The Hebrew University in Jerusalem was also established as a political symbol of the Jewish people”s return to its land. However, unlike the college in Ariel, the Hebrew University was from the outset a glorious academic forum, a research university that combines the universal with the Hebrew. Ariel is a large regional college. The recognition of the college as a university was a purely political move.
I do not purport to be objective about the college in Ariel. Nor was the review committee of the Council for Higher Learning in Judea and Samaria in determining that the college is worthy of an academic upgrade. This committee included renowned people who are devoted to science. There is also no doubt about the extreme devotion to the settlement enterprise by some of the most eminent members of the committee.

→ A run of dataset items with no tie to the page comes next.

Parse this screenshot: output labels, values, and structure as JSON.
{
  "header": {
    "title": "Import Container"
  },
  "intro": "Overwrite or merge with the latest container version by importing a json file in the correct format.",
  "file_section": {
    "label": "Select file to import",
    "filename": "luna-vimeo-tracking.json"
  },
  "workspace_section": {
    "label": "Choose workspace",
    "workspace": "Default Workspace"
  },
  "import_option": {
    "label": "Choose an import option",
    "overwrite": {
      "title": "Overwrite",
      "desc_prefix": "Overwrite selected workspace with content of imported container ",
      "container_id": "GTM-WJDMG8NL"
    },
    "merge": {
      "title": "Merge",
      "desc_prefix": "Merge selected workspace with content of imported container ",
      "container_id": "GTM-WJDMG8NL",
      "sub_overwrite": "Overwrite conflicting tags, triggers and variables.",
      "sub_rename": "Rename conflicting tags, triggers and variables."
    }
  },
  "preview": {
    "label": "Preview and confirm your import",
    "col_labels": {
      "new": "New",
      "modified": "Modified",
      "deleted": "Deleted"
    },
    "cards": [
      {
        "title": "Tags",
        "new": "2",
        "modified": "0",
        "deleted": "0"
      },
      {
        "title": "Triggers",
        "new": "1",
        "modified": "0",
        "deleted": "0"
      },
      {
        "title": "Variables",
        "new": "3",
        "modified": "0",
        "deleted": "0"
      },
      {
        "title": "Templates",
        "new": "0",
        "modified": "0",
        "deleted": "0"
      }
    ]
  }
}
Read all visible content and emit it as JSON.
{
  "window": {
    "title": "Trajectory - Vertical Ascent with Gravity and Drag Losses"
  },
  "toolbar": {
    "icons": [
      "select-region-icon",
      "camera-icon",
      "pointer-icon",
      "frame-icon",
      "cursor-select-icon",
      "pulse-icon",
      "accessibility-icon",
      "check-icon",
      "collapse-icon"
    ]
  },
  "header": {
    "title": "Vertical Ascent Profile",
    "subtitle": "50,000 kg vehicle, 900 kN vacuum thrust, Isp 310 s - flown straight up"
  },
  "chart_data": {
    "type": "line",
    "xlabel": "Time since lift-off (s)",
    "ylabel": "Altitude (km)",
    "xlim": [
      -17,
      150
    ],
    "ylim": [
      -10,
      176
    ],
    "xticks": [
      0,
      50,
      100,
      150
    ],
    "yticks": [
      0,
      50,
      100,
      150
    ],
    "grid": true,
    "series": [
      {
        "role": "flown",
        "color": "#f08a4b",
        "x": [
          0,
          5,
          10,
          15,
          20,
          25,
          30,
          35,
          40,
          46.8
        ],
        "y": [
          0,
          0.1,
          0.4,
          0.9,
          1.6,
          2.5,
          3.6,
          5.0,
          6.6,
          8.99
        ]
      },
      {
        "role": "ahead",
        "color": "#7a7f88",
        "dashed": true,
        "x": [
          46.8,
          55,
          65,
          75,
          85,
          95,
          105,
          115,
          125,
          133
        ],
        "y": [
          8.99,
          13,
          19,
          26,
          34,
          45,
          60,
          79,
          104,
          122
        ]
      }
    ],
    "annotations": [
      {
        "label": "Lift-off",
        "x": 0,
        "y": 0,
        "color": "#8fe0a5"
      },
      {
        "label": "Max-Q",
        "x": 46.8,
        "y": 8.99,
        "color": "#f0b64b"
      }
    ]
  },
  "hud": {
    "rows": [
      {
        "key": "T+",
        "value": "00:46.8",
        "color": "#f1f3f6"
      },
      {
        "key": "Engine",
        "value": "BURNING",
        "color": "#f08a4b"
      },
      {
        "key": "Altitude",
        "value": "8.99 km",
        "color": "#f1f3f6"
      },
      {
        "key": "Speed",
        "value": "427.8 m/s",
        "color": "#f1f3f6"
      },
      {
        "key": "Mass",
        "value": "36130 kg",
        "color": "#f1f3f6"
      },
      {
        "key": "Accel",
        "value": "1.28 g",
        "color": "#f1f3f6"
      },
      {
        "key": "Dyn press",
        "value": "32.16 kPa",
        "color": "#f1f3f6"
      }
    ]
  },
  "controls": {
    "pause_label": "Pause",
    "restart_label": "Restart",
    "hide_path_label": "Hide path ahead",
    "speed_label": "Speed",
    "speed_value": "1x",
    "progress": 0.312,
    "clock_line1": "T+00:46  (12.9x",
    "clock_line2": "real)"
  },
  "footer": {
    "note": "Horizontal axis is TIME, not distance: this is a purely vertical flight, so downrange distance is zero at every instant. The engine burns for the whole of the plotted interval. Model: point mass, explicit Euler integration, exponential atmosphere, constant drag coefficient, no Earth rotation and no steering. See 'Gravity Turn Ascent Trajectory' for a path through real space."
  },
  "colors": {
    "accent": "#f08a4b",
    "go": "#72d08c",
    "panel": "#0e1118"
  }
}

I admit my weakness. I also have a warm corner of my heart for the people I met at Ariel. A captivating nostalgia radiates from the settlement. But this sympathetic feeling must not be allowed to confuse. The recognition of the college as a university has nothing to do with its academic level. No one would consider granting such recognition if the college were located in Ramat Hasharon, Safed or Rahat. The planting of a “university” in Samaria is merely another component in the government of Israel”s bluff of a freeze policy.
The use of academia to drive the cogs of occupation demands an appropriate Zionist response. Ariel is a college designed to advance a catastrophic goal that could lead to the uprooting of the people of Israel – if not from its state and from its land, then from its soul. Boycotting the college is the necessary response.